Gedrags-ecoloog Jan van Gils noemde het krimpen eerder „schrikbarend en een slecht teken”. Maar als we kijken naar de reden van de krimp, lijkt deze ontwikkeling dus niet per se slecht: dieren maken het zichzelf juist gemakkelijker. Maar volgens Van der Jeugd is dat laatste dan weer niet zo simpel te zeggen. „Het kan namelijk ook zo zijn dat ze kleiner worden, omdat onze warmere zomers als resultaat hebben dat er minder voedsel is voor de vogels. Dan zouden ze niet groter kúnnen worden.”
Klimaatverandering
De wereld is tegenwoordig ongeveer een graad warmer dan anderhalve eeuw geleden. Dit lijkt dus de duidelijke reden voor de kleiner wordende dieren. Volgens professor Frank Langevelde, van Omgevingswetenschappen aan de Wageningen Universiteit, zit hier nog een logische verklaring achter: de regel van Bergmann.
„In de ecologie is er de hypothese dat individuen van een soort kleiner zijn als de temperatuur gemiddeld genomen hoger is”, legt professor Langevelde uit. „Het verspreidingsgebied van deze soort moet dan wel zo groot zijn dat er een overgang is van hoge naar lage temperaturen.” Hij beschreef deze regel aan de hand van elanden in Zweden: in het zuiden wegen deze gemiddeld 185 kilogram, maar in het noorden – waar het stukken kouder is – 240 kilogram.
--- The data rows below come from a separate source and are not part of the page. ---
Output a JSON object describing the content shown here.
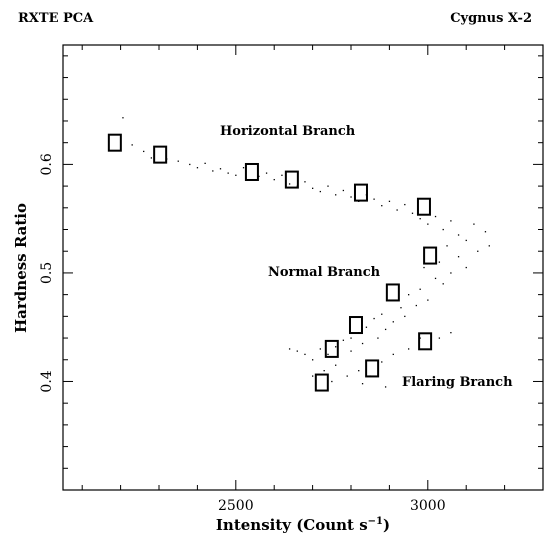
{
  "chart_data": {
    "type": "scatter",
    "title_left": "RXTE PCA",
    "title_right": "Cygnus X-2",
    "ylabel": "Hardness Ratio",
    "xlabel": {
      "text": "Intensity (Count s",
      "sup": "−1",
      "end": ")"
    },
    "annotations": [
      "Horizontal Branch",
      "Normal Branch",
      "Flaring Branch"
    ],
    "xlim": [
      2050,
      3300
    ],
    "ylim": [
      0.3,
      0.71
    ],
    "xticks": [
      2500,
      3000
    ],
    "yticks": [
      0.4,
      0.5,
      0.6
    ],
    "xminor": [
      2100,
      2200,
      2300,
      2400,
      2600,
      2700,
      2800,
      2900,
      3100,
      3200
    ],
    "yminor": [
      0.32,
      0.34,
      0.36,
      0.38,
      0.42,
      0.44,
      0.46,
      0.48,
      0.52,
      0.54,
      0.56,
      0.58,
      0.62,
      0.64,
      0.66,
      0.68,
      0.7
    ],
    "series": [
      {
        "name": "boxes",
        "color": "#000000",
        "marker": "square",
        "x": [
          2185,
          2303,
          2542,
          2646,
          2826,
          2990,
          3006,
          2909,
          2813,
          2750,
          2993,
          2855,
          2724
        ],
        "values": [
          0.62,
          0.609,
          0.593,
          0.586,
          0.574,
          0.561,
          0.516,
          0.482,
          0.452,
          0.43,
          0.437,
          0.412,
          0.399
        ]
      },
      {
        "name": "dots",
        "color": "#000000",
        "marker": "dot",
        "x": [
          2206,
          2230,
          2260,
          2280,
          2320,
          2350,
          2380,
          2400,
          2420,
          2440,
          2460,
          2480,
          2500,
          2520,
          2560,
          2580,
          2600,
          2620,
          2640,
          2660,
          2680,
          2700,
          2720,
          2740,
          2760,
          2780,
          2800,
          2820,
          2840,
          2860,
          2880,
          2900,
          2920,
          2940,
          2960,
          2980,
          3000,
          3020,
          3040,
          3060,
          3080,
          3100,
          3120,
          3150,
          3160,
          3130,
          3080,
          3050,
          3030,
          3100,
          3060,
          3020,
          2990,
          3040,
          2980,
          3000,
          2950,
          2970,
          2930,
          2900,
          2940,
          2880,
          2910,
          2860,
          2890,
          2840,
          2870,
          2820,
          2800,
          2830,
          2780,
          2760,
          2800,
          2740,
          2720,
          2700,
          2680,
          2660,
          2730,
          2760,
          2700,
          2750,
          2790,
          2820,
          2850,
          2880,
          2910,
          2950,
          2980,
          3030,
          3060,
          2890,
          2830,
          2640
        ],
        "values": [
          0.643,
          0.618,
          0.612,
          0.606,
          0.605,
          0.603,
          0.6,
          0.597,
          0.601,
          0.594,
          0.596,
          0.592,
          0.59,
          0.597,
          0.589,
          0.592,
          0.586,
          0.59,
          0.582,
          0.58,
          0.584,
          0.578,
          0.575,
          0.58,
          0.572,
          0.576,
          0.57,
          0.566,
          0.572,
          0.568,
          0.562,
          0.566,
          0.558,
          0.563,
          0.555,
          0.55,
          0.545,
          0.552,
          0.54,
          0.548,
          0.535,
          0.53,
          0.545,
          0.538,
          0.525,
          0.52,
          0.515,
          0.525,
          0.51,
          0.505,
          0.5,
          0.495,
          0.505,
          0.49,
          0.485,
          0.475,
          0.48,
          0.47,
          0.468,
          0.475,
          0.46,
          0.462,
          0.455,
          0.458,
          0.448,
          0.45,
          0.44,
          0.445,
          0.44,
          0.435,
          0.438,
          0.432,
          0.428,
          0.425,
          0.43,
          0.42,
          0.425,
          0.428,
          0.41,
          0.415,
          0.405,
          0.4,
          0.405,
          0.41,
          0.405,
          0.418,
          0.425,
          0.43,
          0.44,
          0.44,
          0.445,
          0.395,
          0.398,
          0.43
        ]
      }
    ]
  }
}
„Als je deze regel toepast op individuen van dezelfde soort die gemeten zijn over een lange tijd, dan zou je verwachten dat de dieren kleiner worden als de gemiddelde temperatuur door klimaatsverandering hoger wordt”, zegt de professor. De Amerikaanse studie met vogels noemt hij dan ook „fascinerend”, onder meer omdat de mogelijke opwarming van de aarde dus al zichtbaar is in de lichaamsgrootte van deze vogels.
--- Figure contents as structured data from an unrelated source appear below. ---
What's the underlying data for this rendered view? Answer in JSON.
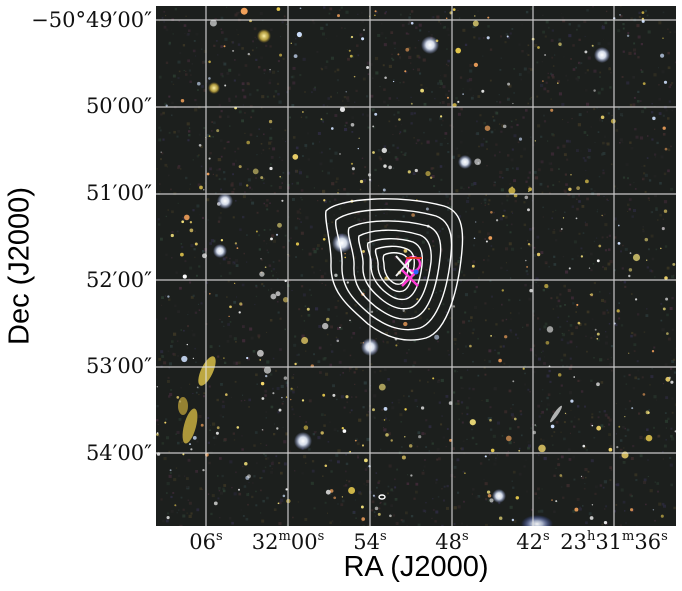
{
  "figure": {
    "axes": {
      "x_label": "RA (J2000)",
      "y_label": "Dec (J2000)"
    },
    "y_ticks": [
      {
        "main": "−50°49′00″"
      },
      {
        "main": "50′00″"
      },
      {
        "main": "51′00″"
      },
      {
        "main": "52′00″"
      },
      {
        "main": "53′00″"
      },
      {
        "main": "54′00″"
      }
    ],
    "x_ticks": [
      {
        "parts": [
          {
            "t": "06"
          },
          {
            "sup": "s"
          }
        ]
      },
      {
        "parts": [
          {
            "t": "32"
          },
          {
            "sup": "m"
          },
          {
            "t": "00"
          },
          {
            "sup": "s"
          }
        ]
      },
      {
        "parts": [
          {
            "t": "54"
          },
          {
            "sup": "s"
          }
        ]
      },
      {
        "parts": [
          {
            "t": "48"
          },
          {
            "sup": "s"
          }
        ]
      },
      {
        "parts": [
          {
            "t": "42"
          },
          {
            "sup": "s"
          }
        ]
      },
      {
        "parts": [
          {
            "t": "23"
          },
          {
            "sup": "h"
          },
          {
            "t": "31"
          },
          {
            "sup": "m"
          },
          {
            "t": "36"
          },
          {
            "sup": "s"
          }
        ]
      }
    ],
    "image": {
      "description_colors": {
        "sky_background": "#1c1f1d",
        "grid": "#e6e6e6",
        "contour": "#ffffff",
        "bcg_marker": "#ff3ad4",
        "center_marker": "#ff3ad4",
        "cross_marker": "#f5f5f5"
      }
    }
  }
}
De regel van Bergmann geldt niet alleen voor vogels. Ook anderen dieren lijken kleiner te worden door hoge temperaturen. Dit zijn vooral zoogdieren, volgens Van der Jeugd. IJsberen krimpen bijvoorbeeld, doordat er minder ijs is om op te leven, het jachtgebied kleiner wordt en ze meer energie moeten verbruiken tijdens de voedseljacht. „Wat we hier vooral uit kunnen leren, is dat hoe wij onze leefomgeving veranderen dus grote effecten kan hebben op het dierenleven om ons heen”, aldus Van der Jeugd.
Omgekeerd effect
Opvallend is dat het effect in Australië precies andersom is, blijkt uit een onderzoek waar over een periode van 50 jaar naar vogels is gekeken. „In Australië leven vogels die voorkomen onder hete omstandigheden. Als het daar nog warmer wordt – boven de 34 graden – zie je dat dieren hier juist groter worden. Ze moeten zien te voorkomen dat ze uitdrogen en moeten zich bewapenen tegen de hitte”, legt Van der Jeugd uit.